Максим Шахов - Концентрация смерти
– Табак, что ли? – удивился Прохоров.
– Табак не табак, а курить можно. Главное, что дым идет. Я же в деревне рос. Отец у меня сильно в травах разбирался. От всех болезней лечил. – Филатов аккуратно разорвал бумагу пополам, развязал узелок и насыпал мелкую сушеную траву.
– А что за трава, которую вместо табака курить можно?
– Секрет, – то ли всерьез, то ли в шутку ответил Филатов, но травы так и не назвал.
Мужчины скрутили самокрутки. Михаил достал спички – в потертом коробке их было всего две штуки.
– Я первый прикурю. Жалко будет, если ветром задует.
– Не шикуй. Спрячь свое добро, – Илья достал из кармана небольшую потертую линзу, навел ее на солнце, сфокусировал пятнышко на конце самокрутки.
Вскоре поднялся дымок. Филатов пару раз затянулся и дал прикурить от самокрутки Михаилу.
– Одно плохо – ночью не прикуришь, – усмехнулся Илья. – Лагерная жизнь чему хочешь научит. Тут и шилом бриться научишься.
Михаил затягивался дымом, вкусом он немного напоминал табачный, хотя чувствовалось, что не крепкий, даже в горле не першило, но обмануть себя было можно.
– Меня держись, – сказал Филатов. – У меня всегда курево есть. Мне не жалко, поделюсь.
На плацу появился словак Водичка. Парикмахер торопливо шел со своим саквояжем, опасливо покосился на виселицу, приостановился, несколько раз часто перекрестился и подошел к охраннику. О чем-то недолго с ним поговорил, после чего тот разрешил подойти ему к проволоке.
– Эй, – махнул рукой он Михаилу, – тут тебе передать просили.
Ничего не понимавший Прохоров подошел к Водичке, с которым был знаком постольку-постольку. Пару раз ремонтировал ему ботинки…
– Держи, – парикмахер подал сквозь колючую проволоку, стараясь, чтобы этого не видел охранник, сверток. – Только сейчас не разворачивай. Зубков перед казнью просил тебе передать. Это жилетка, теплая. Покойный извинялся, что дырка в подкладке. Сказал, зашить все хотел, да не успел. Мол, передай Прохорову, чтоб обо мне помнил и дырку обязательно зашил. – Водичка через плечо покосился на виселицу, словно висевший в петле Зубков мог подтвердить его слова.
– Спасибо, – принял подарок покойника Михаил.

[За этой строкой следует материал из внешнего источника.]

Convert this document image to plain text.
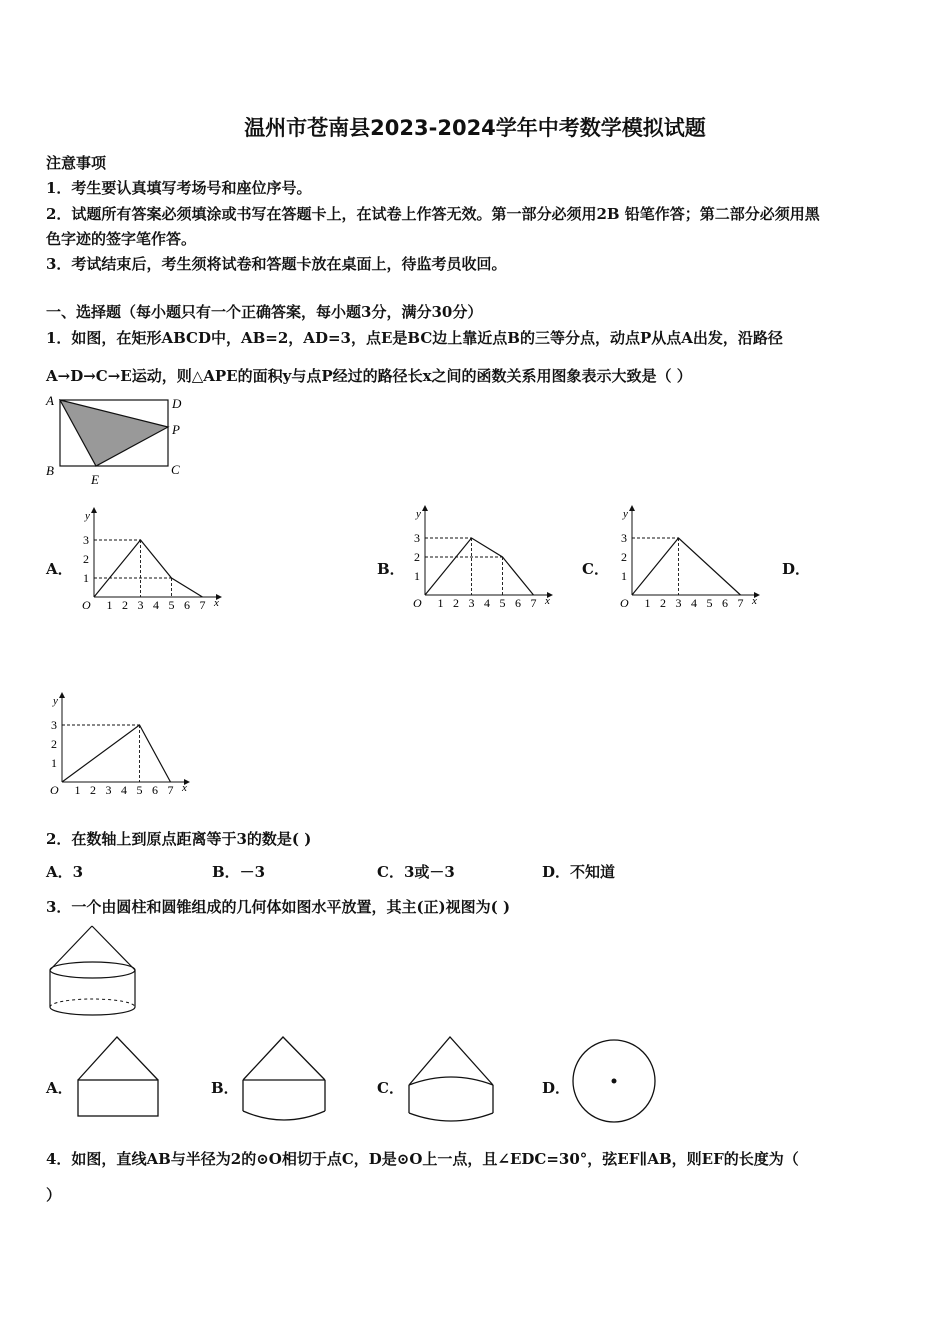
温州市苍南县2023-2024学年中考数学模拟试题
注意事项
1．考生要认真填写考场号和座位序号。
2．试题所有答案必须填涂或书写在答题卡上，在试卷上作答无效。第一部分必须用2B 铅笔作答；第二部分必须用黑
色字迹的签字笔作答。
3．考试结束后，考生须将试卷和答题卡放在桌面上，待监考员收回。
一、选择题（每小题只有一个正确答案，每小题3分，满分30分）
1．如图，在矩形ABCD中，AB=2，AD=3，点E是BC边上靠近点B的三等分点，动点P从点A出发，沿路径
A→D→C→E运动，则△APE的面积y与点P经过的路径长x之间的函数关系用图象表示大致是（ ）
A	D
P
B	C
E
A．
y
x
O
1
2
3
1 2 3 4 5 6 7
B．
y
x
O
1
2
3
1 2 3 4 5 6 7
C．
y
x
O
1
2
3
1 2 3 4 5 6 7
D．
y
x
O
1
2
3
1 2 3 4 5 6 7
2．在数轴上到原点距离等于3的数是( )
A．3	B．－3	C．3或－3	D．不知道
3．一个由圆柱和圆锥组成的几何体如图水平放置，其主(正)视图为( )
A．	B．	C．	D．
4．如图，直线AB与半径为2的⊙O相切于点C，D是⊙O上一点，且∠EDC=30°，弦EF∥AB，则EF的长度为（
）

– Не мне спасибо, а ему. Я только последнюю просьбу выполнил. Да, кстати, – тихо заговорил словак, – тут на днях будут подбирать тех, кто в мастерской по изготовлению и ремонту инструмента работать станет. Там же теперь никого не осталось, всех повесили. Если есть, чем заплатить, могу устроить.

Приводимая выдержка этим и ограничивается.